On a atteint un certain point de ridicule quand en 2011, Martin Malvy, président de la Fédération (oui, parfois pour éviter de tous s’appeler association, on s’appelle fédération ou assemblée) des villes moyennes, demandait « la création d’une grande fédération des communes de France » rassemblant les dix-huit (!) associations d’élus municipaux pour avoir « plus de force face aux pouvoirs publics ». Évidemment, son collègue président de l’Association des maires de France, Jacques Pélissard, devait lui rétorquer que « l’AMF fédère déjà les associations catégorielles en son sein ». Quel multiple aveu de faiblesse : un président d’association catégorielle qui demande une réunion qui existe déjà, tout en défendant la spécificité de « ses » communes, un autre qui doit se défendre de fédérer suffisamment ! Pendant ce temps-là, l’État discute avec qui il veut et joue des divisions des uns et des autres.

Étriqué

Mais le plus grave est dans le fait que les présidents des régions, des départements, des intercos, des villes s’avèrent incapables (mais ils n’en ont pas la volonté) de défendre ensemble un projet de décentralisation.

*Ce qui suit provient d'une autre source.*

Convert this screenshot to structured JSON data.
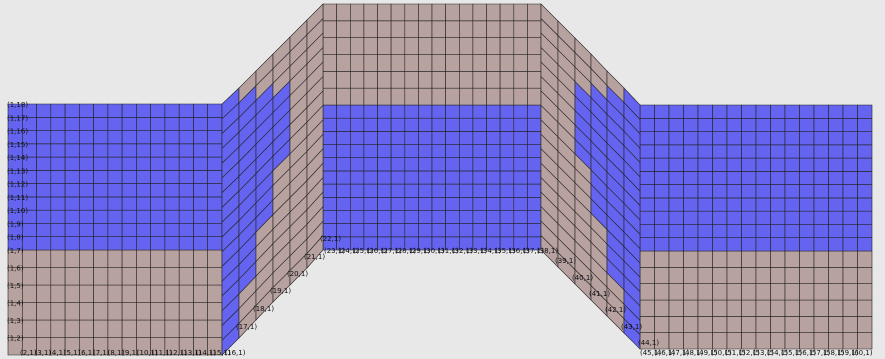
{
  "view": {
    "background": "#e8e8e8",
    "colors": {
      "saturated_zone": "#6464f0",
      "unsaturated_zone": "#b8a2a0",
      "grid_line": "#222222"
    }
  },
  "mesh": {
    "left_column_node_labels": [
      "(1,18)",
      "(1,17)",
      "(1,16)",
      "(1,15)",
      "(1,14)",
      "(1,13)",
      "(1,12)",
      "(1,11)",
      "(1,10)",
      "(1,9)",
      "(1,8)",
      "(1,7)",
      "(1,6)",
      "(1,5)",
      "(1,4)",
      "(1,3)",
      "(1,2)"
    ],
    "bottom_left_node_labels": [
      "(2,1)",
      "(3,1)",
      "(4,1)",
      "(5,1)",
      "(6,1)",
      "(7,1)",
      "(8,1)",
      "(9,1)",
      "(10,1)",
      "(11,1)",
      "(12,1)",
      "(13,1)",
      "(14,1)",
      "(15,1)",
      "(16,1)"
    ],
    "left_slope_node_labels": [
      "(17,1)",
      "(18,1)",
      "(19,1)",
      "(20,1)",
      "(21,1)",
      "(22,1)"
    ],
    "top_floor_node_labels": [
      "(23,1)",
      "(24,1)",
      "(25,1)",
      "(26,1)",
      "(27,1)",
      "(28,1)",
      "(29,1)",
      "(30,1)",
      "(31,1)",
      "(32,1)",
      "(33,1)",
      "(34,1)",
      "(35,1)",
      "(36,1)",
      "(37,1)",
      "(38,1)"
    ],
    "right_slope_node_labels": [
      "(39,1)",
      "(40,1)",
      "(41,1)",
      "(42,1)",
      "(43,1)",
      "(44,1)"
    ],
    "bottom_right_node_labels": [
      "(45,1)",
      "(46,1)",
      "(47,1)",
      "(48,1)",
      "(49,1)",
      "(50,1)",
      "(51,1)",
      "(52,1)",
      "(53,1)",
      "(54,1)",
      "(55,1)",
      "(56,1)",
      "(57,1)",
      "(58,1)",
      "(59,1)",
      "(60,1)"
    ]
  }
}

Comment ne pas être écœuré de voir Alain Rousset, président de l’ARF, crier victoire récemment, après une réunion avec Jean-Marc Ayrault, au cours de laquelle furent annoncés un certain nombre de transferts de compétences aux régions. Comme si l’enjeu, face au mal persistant que représente la ségrégation spatiale et économique de nos territoires, était la victoire d’un niveau de collectivité sur l’autre. Pendant la crise, le (triste) spectacle continue : incapables de dépasser la vision étriquée de leur gestion locale ou d’élaborer ensemble un projet cohérent de développement des territoires, les élus se battent comme des chiffonniers pour préserver ou accroître leur niveau de compétences.